Memahami Alquran secara parsial akan bisa menghadirkan kesalahpahaman tentang pesan yang dimaksud oleh Alquran. ar-Raisuni mencontohkan kekeliruan orang yang mengatakan bahwa khamar tidak haram hanya karena ayat Alqurannya menggunakan redaksi fajtanibuh (ijtinab/menjauhi) sebagaimana tertera pada surat al-Maidah ayat 90 berikut ini.

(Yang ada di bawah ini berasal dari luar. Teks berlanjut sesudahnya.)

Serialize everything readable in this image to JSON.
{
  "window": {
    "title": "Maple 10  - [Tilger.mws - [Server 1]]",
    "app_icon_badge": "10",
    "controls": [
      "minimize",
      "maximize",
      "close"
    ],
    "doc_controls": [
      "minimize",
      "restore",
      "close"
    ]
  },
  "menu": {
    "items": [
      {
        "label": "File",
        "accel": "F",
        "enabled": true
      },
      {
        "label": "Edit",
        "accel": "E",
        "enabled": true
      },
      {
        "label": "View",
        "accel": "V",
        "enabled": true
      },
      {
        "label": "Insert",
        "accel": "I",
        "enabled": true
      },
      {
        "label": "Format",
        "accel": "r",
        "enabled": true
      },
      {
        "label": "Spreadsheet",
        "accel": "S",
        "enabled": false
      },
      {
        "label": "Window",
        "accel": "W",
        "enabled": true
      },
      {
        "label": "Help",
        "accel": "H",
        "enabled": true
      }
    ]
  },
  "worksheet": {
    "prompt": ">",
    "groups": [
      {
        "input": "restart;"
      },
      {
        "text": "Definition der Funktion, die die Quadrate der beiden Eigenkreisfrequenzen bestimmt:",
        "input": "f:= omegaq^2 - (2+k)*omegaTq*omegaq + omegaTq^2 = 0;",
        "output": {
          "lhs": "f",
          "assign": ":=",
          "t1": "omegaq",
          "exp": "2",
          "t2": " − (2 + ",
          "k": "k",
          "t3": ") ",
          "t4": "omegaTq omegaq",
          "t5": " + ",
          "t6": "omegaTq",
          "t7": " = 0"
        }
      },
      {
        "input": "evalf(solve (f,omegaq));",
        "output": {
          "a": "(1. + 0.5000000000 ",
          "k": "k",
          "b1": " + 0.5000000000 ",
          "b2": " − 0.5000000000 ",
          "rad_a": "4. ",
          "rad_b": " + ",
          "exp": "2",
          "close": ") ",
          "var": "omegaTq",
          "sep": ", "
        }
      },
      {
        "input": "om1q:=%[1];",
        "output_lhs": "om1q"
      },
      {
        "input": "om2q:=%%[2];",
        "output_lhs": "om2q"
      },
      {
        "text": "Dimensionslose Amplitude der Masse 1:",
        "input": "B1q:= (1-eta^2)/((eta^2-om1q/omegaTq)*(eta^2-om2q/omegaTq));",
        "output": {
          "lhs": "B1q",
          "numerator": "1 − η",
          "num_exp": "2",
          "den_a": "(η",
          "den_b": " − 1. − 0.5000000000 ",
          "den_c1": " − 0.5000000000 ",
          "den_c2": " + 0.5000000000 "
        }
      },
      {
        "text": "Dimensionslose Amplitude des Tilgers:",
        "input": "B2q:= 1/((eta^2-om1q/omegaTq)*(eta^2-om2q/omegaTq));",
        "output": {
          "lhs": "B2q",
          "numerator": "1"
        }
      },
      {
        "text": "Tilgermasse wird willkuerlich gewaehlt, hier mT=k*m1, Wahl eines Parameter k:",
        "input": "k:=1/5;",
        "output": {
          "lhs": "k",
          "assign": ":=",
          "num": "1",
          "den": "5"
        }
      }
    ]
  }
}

يَا أَيُّهَا الَّذِينَ آمَنُوا إِنَّمَا الْخَمْرُ وَالْمَيْسِرُ وَالْأَنصَابُ وَالْأَزْلَامُ رِجْسٌ مِّنْ عَمَلِ الشَّيْطَانِ فَاجْتَنِبُوهُ لَعَلَّكُمْ تُفْلِحُونَ
Orang tersebut berargumen bahwa Alquran hanya memerintahkan untuk menjauhi (khamar) saja dan tidak mengindikasikan haram secara sharih (jelas).

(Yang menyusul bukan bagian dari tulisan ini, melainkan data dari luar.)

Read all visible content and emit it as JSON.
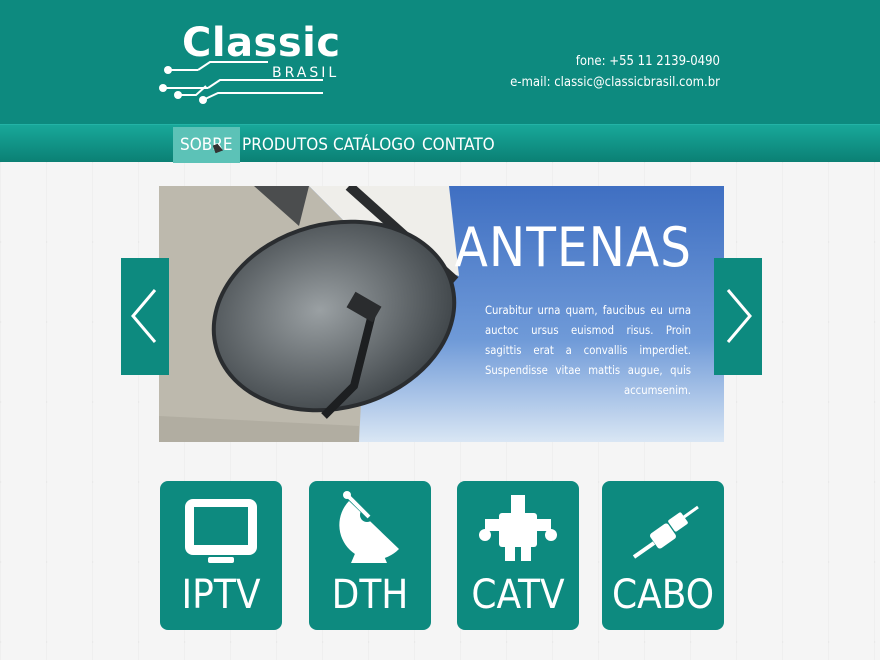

Hal yang demikian ini karena orang tersebut hanya memandang Alquran secara parsial. Andaikan dia melihat secara komprehensif di semua tempat di Alquran, maka akan menemukan bahwa kata ijtinab tidak digunakan di dalam Alquran kecuali dibarengi dengan larangan yang tegas, seperti larangan syirik, dosa-dosa besar, dan fahisyah sebagaimana berikut:
فاجتنوا الرجس من الأوثان
واجتنبوا الطاغوت
إن تجتنبوا كبائر ما تنهون عنه نكفر عنكم سيئاتكم
والذين يجتنبون كبائر الإثم والفواحش
Dengan menjelajahi kata ijtinab (menjauhi) di keseluruhan Alquran akan menghasilkan kesimpulan bahwa perintah untuk menjauhi lebih kuat dari pada shighat tahrim (pengharaman) karena tahrim hanya melarang suatu perbuatan saja, sedangkan ijtinab lebih dari itu. Dalam konteks khamar, perintah untuk menjauhi itu mengindikasikan larangan untuk mendekati dan memberikan suatu penghalang yang kokoh antara khamar dan orang Islam sehingga ulama ushuliyyin mengatakan bahwa perintah untuk menjauhi itu lebih kuat dari pada redaksi larangan.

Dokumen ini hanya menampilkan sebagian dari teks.